The moment I got off the metro station at Abesses and realised I had been stolen quite a high sum of cash and the credit cards I was carrying with me I felt completely numb. The sense of vulnerability and loss didn't hit me but afterwards when Police refused to take my complaint because I was a non-resident and "my" Embassy let me down once they would only be able to help had I been stolen my passport, which I hadn't. This is just to put it mildly because the unbelievable sequence of almost ridiculous dialogues with any of the previously mentioned parties might be worth written in book format.
I was on my way to Uzbekistan ... a trip I had longed for and fought for by putting money aside every month ... and the truth was all I could think of then was what had happened to me and not what might happen during that trip of a life time.
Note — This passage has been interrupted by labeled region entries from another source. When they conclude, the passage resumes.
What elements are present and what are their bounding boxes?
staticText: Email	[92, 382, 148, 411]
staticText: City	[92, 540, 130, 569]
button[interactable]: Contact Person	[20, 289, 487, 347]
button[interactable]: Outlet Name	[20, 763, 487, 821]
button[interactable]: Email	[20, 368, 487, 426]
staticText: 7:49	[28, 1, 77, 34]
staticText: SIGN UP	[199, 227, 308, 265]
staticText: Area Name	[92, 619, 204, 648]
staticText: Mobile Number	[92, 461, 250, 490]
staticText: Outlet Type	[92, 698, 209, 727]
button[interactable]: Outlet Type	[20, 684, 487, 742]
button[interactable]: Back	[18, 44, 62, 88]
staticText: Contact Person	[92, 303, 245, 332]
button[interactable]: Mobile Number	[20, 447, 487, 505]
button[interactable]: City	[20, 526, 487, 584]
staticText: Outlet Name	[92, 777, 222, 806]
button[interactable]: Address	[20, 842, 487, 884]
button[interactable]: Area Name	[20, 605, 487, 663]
C. gently provided me with the necessary money to cope with the situation, upon my request, and despite the fact that his gesture will always remain in my heart, it was everybody else's absence of compassion and sympathy I couldn't get rid of then.
I lost a full day and a half walking around from place to place, whilst phoning in a desperate attempt to sort some things out and yet throughout the whole process in the back of my mind I kept on rewinding the sequence of events from the moment I first (and last) used the wallet in Paris (still at Orly airport) and the one I realised it was gone (two hours afterwards). It just made no sense because at no particular moment did I feel anyone close enough to be able to have taken the wallet without me noticing it.
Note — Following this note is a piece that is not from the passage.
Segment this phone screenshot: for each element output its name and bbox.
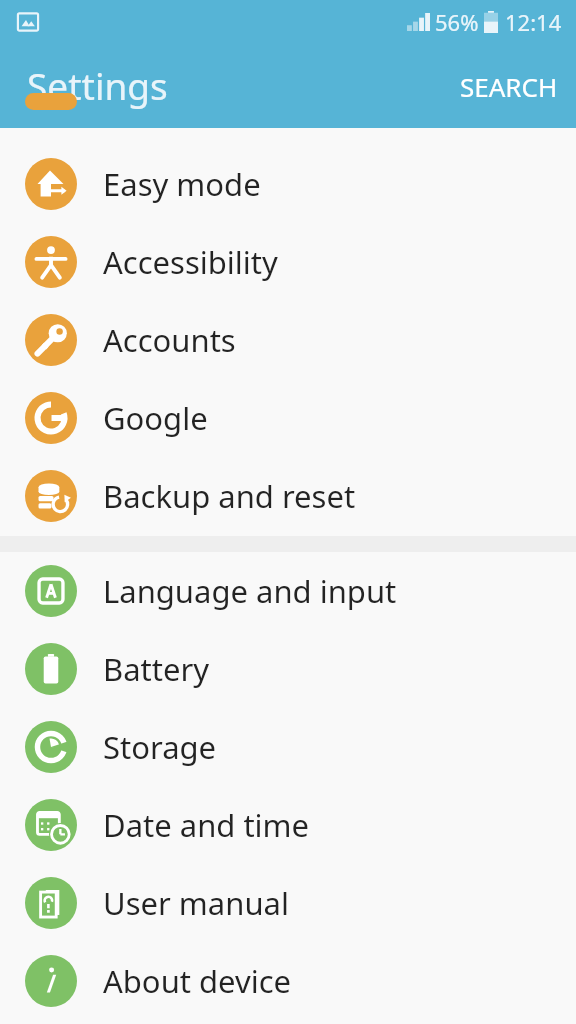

I should have been able to put away those thoughts of hopelessness and enjoy Paris but I just couldn't. My flight to Ourgentch was at nine in the evening but I was at Charles de Gaule airport at eleven in the morning, as if wanting to anticipate the next "phase" and fly away from there as soon as possible. I have only been stolen money and my documents twice and both of those times were in France. This time was harder, not necessarily because of being on my own and dependant but furthermore because I realised those who should have sympathised with me and the unfortunate circumstance I found myself in were not up to their duties, at least the ones they have undoubtedly been trained for ... (I can just vaguely wonder what it might have been like had I not been able to speak French).